I have built this story up so much in mind since then. All I can think about is how nutty I got - making the boat take me to port! I'm a person that does not like attention - and this was the ultimate.

I'm not sure if writing about this has helped as I still feel squeamish.

Friday, March 11, 2005

It appears Free Cell is Winning

Judging from when my last post was (an entire week ago), it seems that I am spending my lunches playing Free Cell.

That isn't quite the case. I've joined Toastmasters and we meet weekly on Tuesdays at lunch. In addition, this week we had an Executive meeting on Thursday lunch. I'm the treasurer of the group. I took on this role as we are a new group and there were a bunch or roles that needed to be filled - President, Secretary, VP PR, VP Membership. Frankly, treasurer seemed the easiest so I volunteered right away so I wouldn't get saddled with more onerous position. This may have been a tactical error because we are new, I am charged with setting up the bank account, budgeting for our charter party and generally anything to do with cash expenditures which has to be discussed thouroughly as we are new and we don't have procedures and policies in place yet. Hmm.

Also had my first prepared speech this week - The first speech is the one where you introduce yourself to the crowd. Should be easy right? You try and condense your life and beliefs into 6 minutes. It took me three written drafts which I whittled down to a few notes on index cards which I then practiced numerous times. I practiced talking to myself as I walked to work in the morning. I'm a little concerned with what the people driving over the bridge think - I know I see some cars every day (certain ones tend to stand out - particularly the new "smart cars") so I know they see me everyday. What do they think of the lone walker talking and hand gesturing to herself? One of the things I was told by our Toastmasters mentor is that this is one of the things that you will stop caring about - your quirkiness. In fact, the more quirkiness in your speech the better. I sure hope he's right otherwise the next prepared speeches I have to do are going to be very painful.

Well, anyway, I get a little reprieve - There are still a number of people that have to do their ice breaker speech before we move onto the next one.

This weekend I'm singing in my first student recital. Trying not to think about it. Fortunately, I don't have to compose anything to sing - it's all there for me already. Haven't really told anyone though. I may tell people at the very last minute so they won't be able to come (heh). Maybe it will also be my last as I really want to quit my lessons (see "Uninspired" post).
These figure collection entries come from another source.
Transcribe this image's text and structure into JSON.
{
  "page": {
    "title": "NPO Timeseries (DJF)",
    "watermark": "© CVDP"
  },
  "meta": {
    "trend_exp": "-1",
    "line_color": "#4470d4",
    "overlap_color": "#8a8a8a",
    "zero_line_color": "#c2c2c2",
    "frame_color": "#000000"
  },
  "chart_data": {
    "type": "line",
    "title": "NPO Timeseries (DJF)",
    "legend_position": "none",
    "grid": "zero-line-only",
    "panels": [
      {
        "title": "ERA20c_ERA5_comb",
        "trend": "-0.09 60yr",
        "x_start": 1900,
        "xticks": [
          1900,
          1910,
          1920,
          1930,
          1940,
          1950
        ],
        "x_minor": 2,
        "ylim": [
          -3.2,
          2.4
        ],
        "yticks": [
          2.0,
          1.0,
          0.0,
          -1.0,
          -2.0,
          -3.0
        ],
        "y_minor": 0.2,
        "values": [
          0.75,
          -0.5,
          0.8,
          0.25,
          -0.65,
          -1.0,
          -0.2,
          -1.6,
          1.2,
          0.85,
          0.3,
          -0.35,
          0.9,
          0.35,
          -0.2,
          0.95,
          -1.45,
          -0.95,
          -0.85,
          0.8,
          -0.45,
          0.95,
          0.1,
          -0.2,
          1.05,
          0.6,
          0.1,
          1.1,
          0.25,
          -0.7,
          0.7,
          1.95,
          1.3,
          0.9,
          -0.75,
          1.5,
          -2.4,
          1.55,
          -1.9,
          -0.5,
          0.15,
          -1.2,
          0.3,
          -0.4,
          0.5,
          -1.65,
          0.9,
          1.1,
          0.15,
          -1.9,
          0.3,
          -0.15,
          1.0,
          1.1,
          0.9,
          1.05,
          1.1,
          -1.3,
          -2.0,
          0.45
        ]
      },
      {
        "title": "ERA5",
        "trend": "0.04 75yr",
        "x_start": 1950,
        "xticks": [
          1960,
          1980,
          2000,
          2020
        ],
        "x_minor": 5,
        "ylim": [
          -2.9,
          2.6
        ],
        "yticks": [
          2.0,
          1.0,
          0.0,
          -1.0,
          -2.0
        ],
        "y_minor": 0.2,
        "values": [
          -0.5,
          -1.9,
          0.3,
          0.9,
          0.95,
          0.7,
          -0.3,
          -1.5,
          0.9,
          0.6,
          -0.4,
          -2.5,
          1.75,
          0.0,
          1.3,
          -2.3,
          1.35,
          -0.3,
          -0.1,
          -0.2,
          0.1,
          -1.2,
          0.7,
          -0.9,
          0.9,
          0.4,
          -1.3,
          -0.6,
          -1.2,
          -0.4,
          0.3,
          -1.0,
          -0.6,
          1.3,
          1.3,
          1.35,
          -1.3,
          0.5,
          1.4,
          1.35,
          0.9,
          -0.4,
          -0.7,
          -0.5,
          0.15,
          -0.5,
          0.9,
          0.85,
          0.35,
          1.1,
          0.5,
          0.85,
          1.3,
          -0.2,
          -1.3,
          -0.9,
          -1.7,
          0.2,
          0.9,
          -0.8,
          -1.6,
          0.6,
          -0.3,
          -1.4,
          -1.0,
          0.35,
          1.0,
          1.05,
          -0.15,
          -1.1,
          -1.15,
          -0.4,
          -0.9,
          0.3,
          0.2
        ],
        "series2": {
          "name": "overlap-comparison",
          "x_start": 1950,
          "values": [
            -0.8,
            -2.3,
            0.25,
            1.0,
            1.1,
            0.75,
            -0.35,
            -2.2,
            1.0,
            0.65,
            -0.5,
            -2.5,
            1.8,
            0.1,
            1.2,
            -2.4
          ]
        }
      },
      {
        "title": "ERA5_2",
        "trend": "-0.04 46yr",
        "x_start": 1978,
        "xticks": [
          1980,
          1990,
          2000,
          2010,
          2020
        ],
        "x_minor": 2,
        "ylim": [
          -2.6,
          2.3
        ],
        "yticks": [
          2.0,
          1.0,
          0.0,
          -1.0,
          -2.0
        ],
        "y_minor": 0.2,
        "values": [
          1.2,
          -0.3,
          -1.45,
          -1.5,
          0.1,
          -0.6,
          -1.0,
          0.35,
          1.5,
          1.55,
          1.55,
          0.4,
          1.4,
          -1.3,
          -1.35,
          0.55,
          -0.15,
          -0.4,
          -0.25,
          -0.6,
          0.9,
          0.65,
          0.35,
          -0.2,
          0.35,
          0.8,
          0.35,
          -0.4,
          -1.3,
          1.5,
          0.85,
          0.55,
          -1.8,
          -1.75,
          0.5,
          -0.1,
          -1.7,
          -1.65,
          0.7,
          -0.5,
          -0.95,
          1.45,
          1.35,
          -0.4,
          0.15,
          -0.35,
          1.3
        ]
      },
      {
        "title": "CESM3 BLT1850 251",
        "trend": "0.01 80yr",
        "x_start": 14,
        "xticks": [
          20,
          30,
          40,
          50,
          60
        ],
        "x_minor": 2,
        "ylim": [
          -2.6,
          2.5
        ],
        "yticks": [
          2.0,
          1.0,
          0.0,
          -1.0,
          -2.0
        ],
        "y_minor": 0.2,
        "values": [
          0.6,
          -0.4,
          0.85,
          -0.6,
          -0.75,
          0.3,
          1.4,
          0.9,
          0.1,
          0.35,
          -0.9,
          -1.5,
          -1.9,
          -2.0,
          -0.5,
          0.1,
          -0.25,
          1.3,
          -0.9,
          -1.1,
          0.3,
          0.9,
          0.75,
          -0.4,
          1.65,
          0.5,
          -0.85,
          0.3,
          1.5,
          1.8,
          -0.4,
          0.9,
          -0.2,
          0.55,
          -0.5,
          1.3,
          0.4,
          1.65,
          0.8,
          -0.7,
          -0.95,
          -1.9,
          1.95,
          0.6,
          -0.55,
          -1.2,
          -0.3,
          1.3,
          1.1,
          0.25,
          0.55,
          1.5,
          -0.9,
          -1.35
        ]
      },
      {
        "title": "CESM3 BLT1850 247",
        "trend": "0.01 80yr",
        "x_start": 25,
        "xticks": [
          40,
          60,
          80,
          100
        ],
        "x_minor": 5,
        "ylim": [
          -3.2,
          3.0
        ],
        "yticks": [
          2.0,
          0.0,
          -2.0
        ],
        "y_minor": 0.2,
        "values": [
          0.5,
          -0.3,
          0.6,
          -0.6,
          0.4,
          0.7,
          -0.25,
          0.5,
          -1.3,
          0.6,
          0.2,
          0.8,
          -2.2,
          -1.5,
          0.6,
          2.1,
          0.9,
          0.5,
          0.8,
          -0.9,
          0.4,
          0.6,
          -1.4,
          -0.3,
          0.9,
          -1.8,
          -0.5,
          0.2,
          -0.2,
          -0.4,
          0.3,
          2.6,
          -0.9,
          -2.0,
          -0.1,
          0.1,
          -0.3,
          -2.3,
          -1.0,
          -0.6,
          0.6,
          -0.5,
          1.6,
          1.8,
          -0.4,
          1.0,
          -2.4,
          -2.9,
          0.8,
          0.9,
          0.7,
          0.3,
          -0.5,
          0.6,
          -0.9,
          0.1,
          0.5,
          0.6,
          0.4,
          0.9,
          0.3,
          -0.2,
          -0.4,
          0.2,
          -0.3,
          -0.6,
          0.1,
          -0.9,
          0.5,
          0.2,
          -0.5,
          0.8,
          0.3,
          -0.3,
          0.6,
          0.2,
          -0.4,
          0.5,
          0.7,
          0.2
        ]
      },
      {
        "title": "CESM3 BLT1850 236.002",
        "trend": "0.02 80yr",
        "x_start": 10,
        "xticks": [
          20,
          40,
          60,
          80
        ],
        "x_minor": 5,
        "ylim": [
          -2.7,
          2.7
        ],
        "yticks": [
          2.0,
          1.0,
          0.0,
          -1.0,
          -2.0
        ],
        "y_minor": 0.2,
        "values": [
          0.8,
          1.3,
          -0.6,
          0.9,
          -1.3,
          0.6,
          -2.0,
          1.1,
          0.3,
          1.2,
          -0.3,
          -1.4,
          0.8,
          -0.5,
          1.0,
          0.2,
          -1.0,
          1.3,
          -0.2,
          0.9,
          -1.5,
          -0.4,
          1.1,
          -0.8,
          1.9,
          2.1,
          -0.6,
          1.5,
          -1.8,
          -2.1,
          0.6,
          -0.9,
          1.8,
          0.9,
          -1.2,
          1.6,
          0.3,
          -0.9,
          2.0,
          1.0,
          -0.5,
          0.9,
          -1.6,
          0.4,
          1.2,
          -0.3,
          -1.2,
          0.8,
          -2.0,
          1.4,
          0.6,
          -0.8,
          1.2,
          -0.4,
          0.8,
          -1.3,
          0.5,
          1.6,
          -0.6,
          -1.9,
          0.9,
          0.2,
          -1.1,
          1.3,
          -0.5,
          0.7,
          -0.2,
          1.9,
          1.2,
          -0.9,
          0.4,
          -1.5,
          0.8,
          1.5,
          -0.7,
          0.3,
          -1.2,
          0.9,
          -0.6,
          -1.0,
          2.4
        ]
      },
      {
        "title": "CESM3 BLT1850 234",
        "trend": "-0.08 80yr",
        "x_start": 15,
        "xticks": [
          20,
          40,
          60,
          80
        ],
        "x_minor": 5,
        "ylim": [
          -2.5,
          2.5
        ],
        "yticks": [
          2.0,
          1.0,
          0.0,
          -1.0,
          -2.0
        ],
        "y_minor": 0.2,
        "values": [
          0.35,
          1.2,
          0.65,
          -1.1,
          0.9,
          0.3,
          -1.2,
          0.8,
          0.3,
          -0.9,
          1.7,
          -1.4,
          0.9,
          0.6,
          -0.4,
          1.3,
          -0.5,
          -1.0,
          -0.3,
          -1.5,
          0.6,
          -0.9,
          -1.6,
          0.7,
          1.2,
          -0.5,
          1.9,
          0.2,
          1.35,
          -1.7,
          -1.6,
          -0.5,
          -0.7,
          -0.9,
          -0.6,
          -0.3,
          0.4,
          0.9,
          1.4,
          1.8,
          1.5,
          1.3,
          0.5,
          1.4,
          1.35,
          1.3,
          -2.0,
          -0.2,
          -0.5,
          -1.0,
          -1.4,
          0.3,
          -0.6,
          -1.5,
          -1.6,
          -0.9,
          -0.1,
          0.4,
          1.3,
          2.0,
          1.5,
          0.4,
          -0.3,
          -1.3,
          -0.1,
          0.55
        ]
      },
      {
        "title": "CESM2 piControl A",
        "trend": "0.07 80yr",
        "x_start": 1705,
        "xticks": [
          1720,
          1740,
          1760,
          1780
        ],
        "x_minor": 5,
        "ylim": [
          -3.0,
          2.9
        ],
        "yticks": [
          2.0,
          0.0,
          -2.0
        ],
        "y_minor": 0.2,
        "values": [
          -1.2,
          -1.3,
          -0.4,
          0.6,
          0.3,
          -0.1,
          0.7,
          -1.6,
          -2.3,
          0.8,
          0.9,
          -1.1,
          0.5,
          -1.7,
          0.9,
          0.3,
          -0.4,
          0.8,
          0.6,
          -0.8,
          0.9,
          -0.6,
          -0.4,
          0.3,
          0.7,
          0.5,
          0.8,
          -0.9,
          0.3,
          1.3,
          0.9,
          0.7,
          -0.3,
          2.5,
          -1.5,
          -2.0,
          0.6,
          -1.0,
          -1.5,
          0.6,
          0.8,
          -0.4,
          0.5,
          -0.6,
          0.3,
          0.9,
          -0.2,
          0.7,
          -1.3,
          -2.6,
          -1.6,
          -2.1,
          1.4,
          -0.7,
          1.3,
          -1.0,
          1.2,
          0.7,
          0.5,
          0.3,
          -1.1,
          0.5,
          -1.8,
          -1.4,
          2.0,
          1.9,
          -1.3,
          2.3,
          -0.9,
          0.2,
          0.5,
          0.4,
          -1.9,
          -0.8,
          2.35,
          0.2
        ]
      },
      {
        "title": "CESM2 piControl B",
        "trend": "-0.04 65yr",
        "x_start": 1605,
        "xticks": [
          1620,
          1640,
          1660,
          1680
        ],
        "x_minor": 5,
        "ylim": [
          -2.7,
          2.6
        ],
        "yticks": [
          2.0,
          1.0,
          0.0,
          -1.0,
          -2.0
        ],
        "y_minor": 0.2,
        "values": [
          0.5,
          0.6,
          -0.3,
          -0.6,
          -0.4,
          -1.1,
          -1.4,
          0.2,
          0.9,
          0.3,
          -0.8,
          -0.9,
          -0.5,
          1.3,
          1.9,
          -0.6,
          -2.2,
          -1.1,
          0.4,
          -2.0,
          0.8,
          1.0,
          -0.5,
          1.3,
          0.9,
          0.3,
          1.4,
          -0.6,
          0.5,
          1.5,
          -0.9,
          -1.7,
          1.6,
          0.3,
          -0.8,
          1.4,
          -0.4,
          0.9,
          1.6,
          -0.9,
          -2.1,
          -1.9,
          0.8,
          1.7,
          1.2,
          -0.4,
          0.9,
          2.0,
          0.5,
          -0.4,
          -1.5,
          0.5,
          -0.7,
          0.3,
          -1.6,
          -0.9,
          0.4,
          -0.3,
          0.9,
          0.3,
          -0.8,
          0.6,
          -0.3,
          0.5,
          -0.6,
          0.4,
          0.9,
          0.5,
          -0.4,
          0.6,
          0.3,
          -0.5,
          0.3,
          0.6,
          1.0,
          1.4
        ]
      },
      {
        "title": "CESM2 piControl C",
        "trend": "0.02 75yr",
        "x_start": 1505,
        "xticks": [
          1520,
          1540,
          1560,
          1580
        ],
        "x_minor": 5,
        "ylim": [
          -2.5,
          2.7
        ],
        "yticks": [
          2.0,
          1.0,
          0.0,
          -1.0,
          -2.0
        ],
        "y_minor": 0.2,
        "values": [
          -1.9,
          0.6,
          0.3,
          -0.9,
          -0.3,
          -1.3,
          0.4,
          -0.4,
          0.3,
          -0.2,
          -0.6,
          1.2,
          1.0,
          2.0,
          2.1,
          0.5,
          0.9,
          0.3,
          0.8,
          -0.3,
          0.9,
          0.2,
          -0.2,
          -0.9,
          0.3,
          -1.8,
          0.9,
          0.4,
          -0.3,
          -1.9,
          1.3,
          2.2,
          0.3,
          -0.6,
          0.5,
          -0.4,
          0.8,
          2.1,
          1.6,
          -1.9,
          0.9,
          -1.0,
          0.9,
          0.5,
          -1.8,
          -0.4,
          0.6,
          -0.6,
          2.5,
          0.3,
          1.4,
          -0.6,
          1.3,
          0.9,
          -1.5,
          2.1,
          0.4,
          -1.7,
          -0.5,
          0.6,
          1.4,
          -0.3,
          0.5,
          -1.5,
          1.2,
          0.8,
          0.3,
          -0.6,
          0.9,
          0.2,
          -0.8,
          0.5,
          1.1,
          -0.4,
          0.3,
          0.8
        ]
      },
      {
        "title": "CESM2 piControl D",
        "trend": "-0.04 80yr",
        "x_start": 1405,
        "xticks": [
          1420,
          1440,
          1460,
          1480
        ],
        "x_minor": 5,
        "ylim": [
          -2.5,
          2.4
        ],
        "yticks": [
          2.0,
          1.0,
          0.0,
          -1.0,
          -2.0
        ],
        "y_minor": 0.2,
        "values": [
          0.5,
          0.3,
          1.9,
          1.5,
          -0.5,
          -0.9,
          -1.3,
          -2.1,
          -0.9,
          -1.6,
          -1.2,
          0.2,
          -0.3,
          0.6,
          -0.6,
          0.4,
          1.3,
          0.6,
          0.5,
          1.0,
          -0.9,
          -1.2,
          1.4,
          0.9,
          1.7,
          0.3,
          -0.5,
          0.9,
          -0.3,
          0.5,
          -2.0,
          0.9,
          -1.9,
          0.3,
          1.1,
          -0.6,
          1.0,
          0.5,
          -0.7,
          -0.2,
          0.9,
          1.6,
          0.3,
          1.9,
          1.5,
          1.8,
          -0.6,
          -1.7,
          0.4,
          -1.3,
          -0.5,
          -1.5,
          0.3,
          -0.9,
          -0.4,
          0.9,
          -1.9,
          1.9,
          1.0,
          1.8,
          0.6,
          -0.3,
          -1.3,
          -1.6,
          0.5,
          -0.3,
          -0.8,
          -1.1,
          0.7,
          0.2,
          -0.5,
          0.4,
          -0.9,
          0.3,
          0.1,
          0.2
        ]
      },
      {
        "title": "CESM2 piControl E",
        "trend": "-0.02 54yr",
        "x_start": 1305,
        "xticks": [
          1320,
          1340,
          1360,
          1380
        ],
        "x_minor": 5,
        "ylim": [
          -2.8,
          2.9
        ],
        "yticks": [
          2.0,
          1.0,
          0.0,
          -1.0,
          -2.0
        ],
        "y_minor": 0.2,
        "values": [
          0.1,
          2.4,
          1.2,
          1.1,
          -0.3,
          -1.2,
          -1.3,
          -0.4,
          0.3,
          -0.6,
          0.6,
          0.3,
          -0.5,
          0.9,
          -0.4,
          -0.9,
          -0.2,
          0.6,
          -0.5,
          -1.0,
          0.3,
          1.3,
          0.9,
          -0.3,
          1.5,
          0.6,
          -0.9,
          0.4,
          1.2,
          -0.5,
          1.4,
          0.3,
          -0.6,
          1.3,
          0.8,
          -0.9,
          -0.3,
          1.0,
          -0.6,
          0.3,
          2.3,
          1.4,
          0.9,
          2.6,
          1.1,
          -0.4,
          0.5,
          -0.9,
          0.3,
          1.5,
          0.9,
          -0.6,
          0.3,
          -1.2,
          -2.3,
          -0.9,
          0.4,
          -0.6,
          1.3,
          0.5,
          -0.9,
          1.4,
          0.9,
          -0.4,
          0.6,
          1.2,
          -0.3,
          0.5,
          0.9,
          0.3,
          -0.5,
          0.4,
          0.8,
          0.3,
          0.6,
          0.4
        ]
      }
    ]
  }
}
I'm also going to look at a house (see last post). I may lock myself in yet. Although, the waves of anxiety about a potential mortgage are starting to set in and I'm only going to look at a house.

Thursday, March 03, 2005

lunch

I guess blogging is a more productive way to spend my lunch than freecell. Although, if I don't get my freecell fix, I sometimes have to stay after work for a bit so I can play.

The comment from the "Uninspired" post almost had me quitting and buying the Vespa. The waves of panic when I imagined the consequences stopped me. What about my benefits? What about my professional dues? And most importantly - what about lack of cash flow?

I realize that I'm the most free I will ever be and if I don't take a risk now I never will. I have no kids, mortgage or commitments to anyone (ok - I do have a husband - but he said he'd go too). I guess that is what alarms me the most - if I can't take a risk now - when? I contemplate buying a house on a daily basis - then I'd be locked in and wouldn't have to worry about these crazy ideas floating through my head.

I look back on my life and I usually wish that I had taken more risks yet at the same time, I feel oddly attached to most experiences I've had. If I'd taken the risks, would I have met the same friends? Would I be married to my husband? Probably not, in which case, I'm glad I didn't take the risks.